Other initiatives under way include the IP Experienced Hire pilot and the Peer Review pilot. In addition to at least one year of direct and current prosecution experience, candidates must have successfully completed a four-year course of study or specific course requirements in a science or engineering field. It is expected that the IP Experienced Hire pilot will greatly shorten the formal training period and performance adjustment phase for these new examiners. The USPTO has just extended the Peer Review pilot to include business methods in addition to the original computer-related applications.
There were notable regulatory and legislative developments this year. In April, a United States district court issued a permanent injunction enjoining the USPTO from implementing the changes in the Claims and Continuations Final Rule that was published last year. Therefore, the changes to the rules of practice in the Claims and Continuations Final Rule did not go into effect, and USPTO employees continue to process and examine patent applications as before, until further notice.
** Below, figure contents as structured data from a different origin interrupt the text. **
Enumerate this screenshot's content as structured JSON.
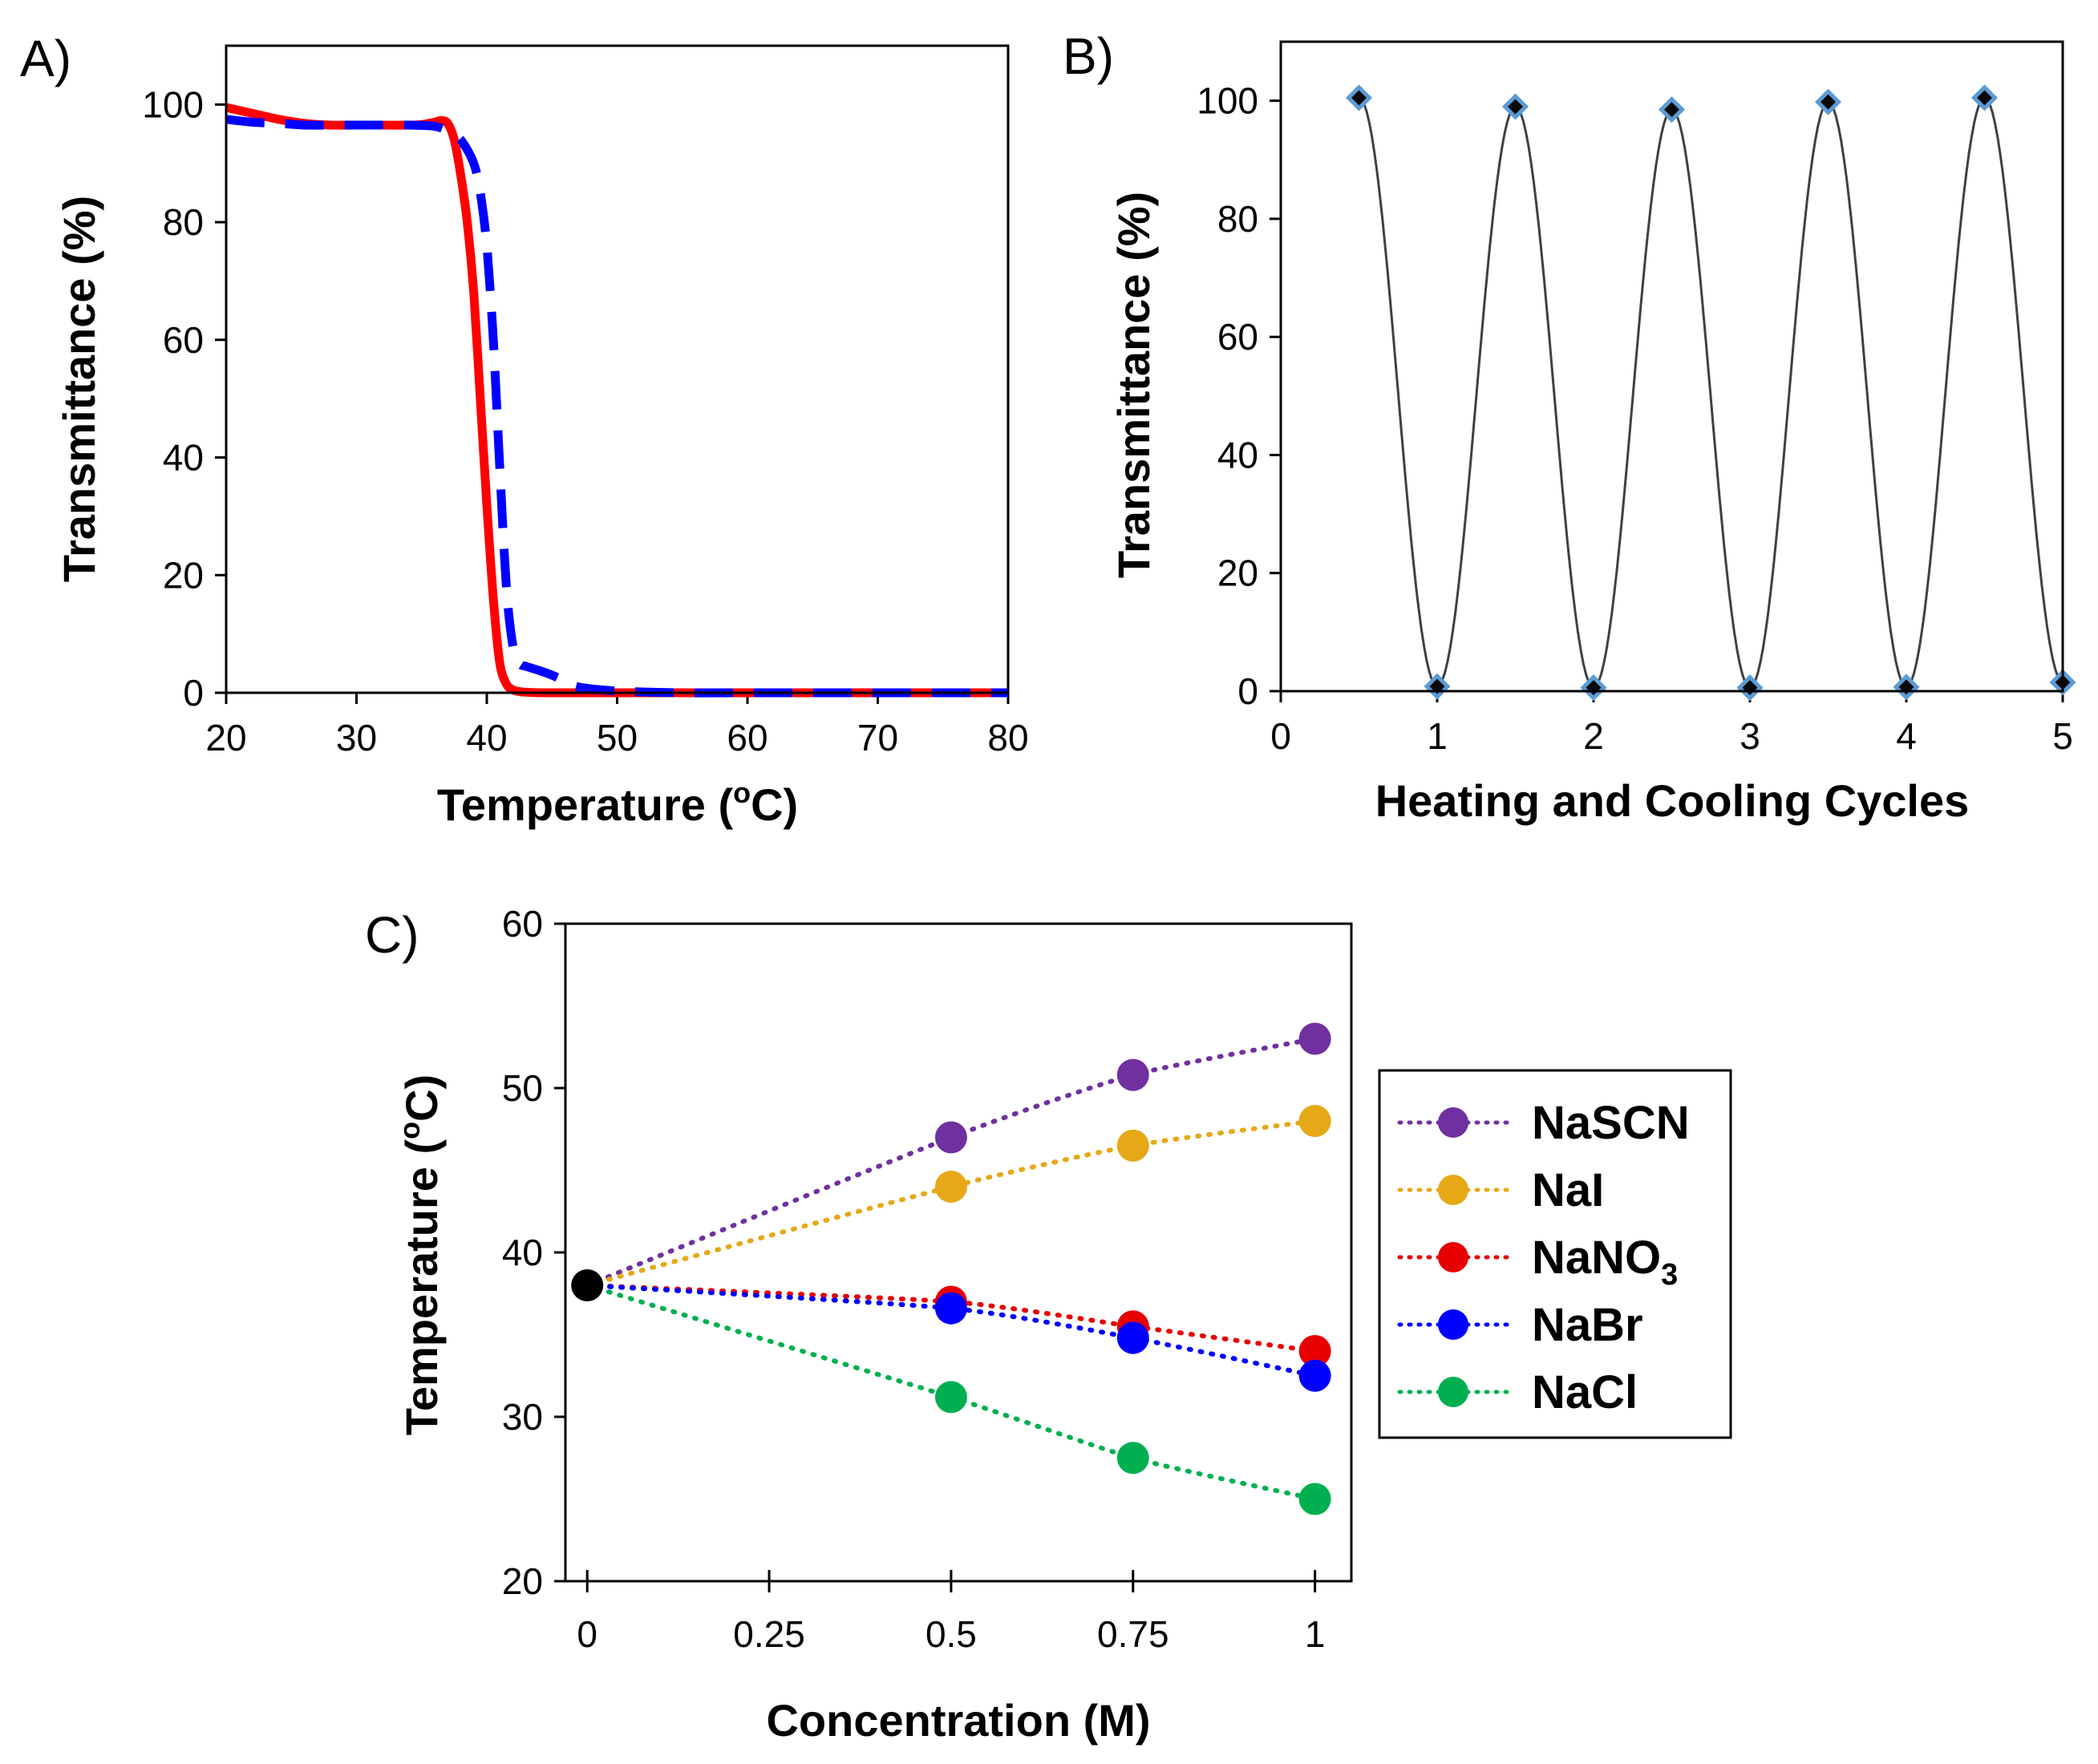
{
  "chart_data": [
    {
      "panel_label": "A)",
      "type": "line",
      "xlabel": "Temperature (oC)",
      "xlabel_main": "Temperature (",
      "xlabel_sup": "o",
      "xlabel_tail": "C)",
      "ylabel": "Transmittance (%)",
      "xlim": [
        20,
        80
      ],
      "ylim": [
        0,
        110
      ],
      "xticks": [
        20,
        30,
        40,
        50,
        60,
        70,
        80
      ],
      "yticks": [
        0,
        20,
        40,
        60,
        80,
        100
      ],
      "grid": false,
      "series": [
        {
          "color": "#ff0000",
          "style": "solid",
          "x": [
            20,
            22,
            24,
            26,
            28,
            30,
            32,
            34,
            35,
            36,
            36.5,
            37,
            37.5,
            38,
            38.5,
            39,
            39.5,
            40,
            40.5,
            41,
            41.5,
            42,
            42.5,
            43,
            44,
            46,
            50,
            55,
            60,
            65,
            70,
            75,
            80
          ],
          "y": [
            99.5,
            98.5,
            97.5,
            96.8,
            96.5,
            96.5,
            96.5,
            96.5,
            96.6,
            97,
            97.3,
            96.8,
            94,
            88,
            80,
            68,
            50,
            32,
            16,
            5,
            1.5,
            0.5,
            0.2,
            0.1,
            0,
            0,
            0,
            0,
            0,
            0,
            0,
            0,
            0
          ]
        },
        {
          "color": "#0000ff",
          "style": "dashed",
          "x": [
            20,
            22,
            24,
            26,
            28,
            30,
            32,
            34,
            36,
            37,
            38,
            39,
            39.5,
            40,
            40.5,
            41,
            41.5,
            42,
            42.5,
            43,
            44,
            45,
            46,
            47,
            50,
            55,
            60,
            65,
            70,
            75,
            80
          ],
          "y": [
            97.5,
            97,
            96.8,
            96.5,
            96.5,
            96.5,
            96.5,
            96.5,
            96.3,
            95.5,
            94,
            90,
            85,
            76,
            60,
            38,
            18,
            8,
            5,
            4.5,
            3.8,
            3,
            2,
            1,
            0.3,
            0,
            0,
            0,
            0,
            0,
            0
          ]
        }
      ]
    },
    {
      "panel_label": "B)",
      "type": "line",
      "xlabel": "Heating and Cooling Cycles",
      "ylabel": "Transmittance (%)",
      "xlim": [
        0,
        5
      ],
      "ylim": [
        0,
        110
      ],
      "xticks": [
        0,
        1,
        2,
        3,
        4,
        5
      ],
      "yticks": [
        0,
        20,
        40,
        60,
        80,
        100
      ],
      "grid": false,
      "series": [
        {
          "color": "#404040",
          "marker": "diamond",
          "marker_color": "#5b9bd5",
          "x": [
            0.5,
            1,
            1.5,
            2,
            2.5,
            3,
            3.5,
            4,
            4.5,
            5
          ],
          "y": [
            100.5,
            0.8,
            99,
            0.6,
            98.5,
            0.6,
            99.8,
            0.7,
            100.5,
            1.5
          ]
        }
      ]
    },
    {
      "panel_label": "C)",
      "type": "line",
      "xlabel": "Concentration (M)",
      "ylabel": "Temperature (oC)",
      "ylabel_main": "Temperature (",
      "ylabel_sup": "o",
      "ylabel_tail": "C)",
      "xlim": [
        -0.03,
        1.05
      ],
      "ylim": [
        20,
        60
      ],
      "xticks": [
        0,
        0.25,
        0.5,
        0.75,
        1
      ],
      "xticklabels": [
        "0",
        "0.25",
        "0.5",
        "0.75",
        "1"
      ],
      "yticks": [
        20,
        30,
        40,
        50,
        60
      ],
      "grid": false,
      "legend_position": "right",
      "origin_point": {
        "x": 0,
        "y": 38,
        "color": "#000000"
      },
      "series": [
        {
          "name": "NaSCN",
          "color": "#7030a0",
          "style": "dotted",
          "x": [
            0,
            0.5,
            0.75,
            1
          ],
          "y": [
            38,
            47,
            50.8,
            53
          ]
        },
        {
          "name": "NaI",
          "color": "#e6a817",
          "style": "dotted",
          "x": [
            0,
            0.5,
            0.75,
            1
          ],
          "y": [
            38,
            44,
            46.5,
            48
          ]
        },
        {
          "name": "NaNO3",
          "name_main": "NaNO",
          "name_sub": "3",
          "color": "#e60000",
          "style": "dotted",
          "x": [
            0,
            0.5,
            0.75,
            1
          ],
          "y": [
            38,
            37,
            35.5,
            34
          ]
        },
        {
          "name": "NaBr",
          "color": "#0000ff",
          "style": "dotted",
          "x": [
            0,
            0.5,
            0.75,
            1
          ],
          "y": [
            38,
            36.6,
            34.8,
            32.5
          ]
        },
        {
          "name": "NaCl",
          "color": "#00b050",
          "style": "dotted",
          "x": [
            0,
            0.5,
            0.75,
            1
          ],
          "y": [
            38,
            31.2,
            27.5,
            25
          ]
        }
      ]
    }
  ]
}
In Congress, patent modernization legislation (H.R. 1908) passed the House of Representatives last fall. A companion bill in the Senate (S. 1145) was passed out of committee but did not reach the Senate floor. The USPTO held two Senate briefings, participated in over 60 meetings with Senate offices and provided technical assistance and expertise to many Judiciary Committee requests. It is anticipated that the patent legislation will be a major bill of the 111th Congress.
Through the Patent Public Advisory Committee (PPAC), the USPTO is reaching out to the user community to determine the types of examination options that should be provided as alternatives to the current system. This is resulting in an open dialogue with patent stakeholders and the public as to what the USPTO needs to do to best protect and encourage innovation in America.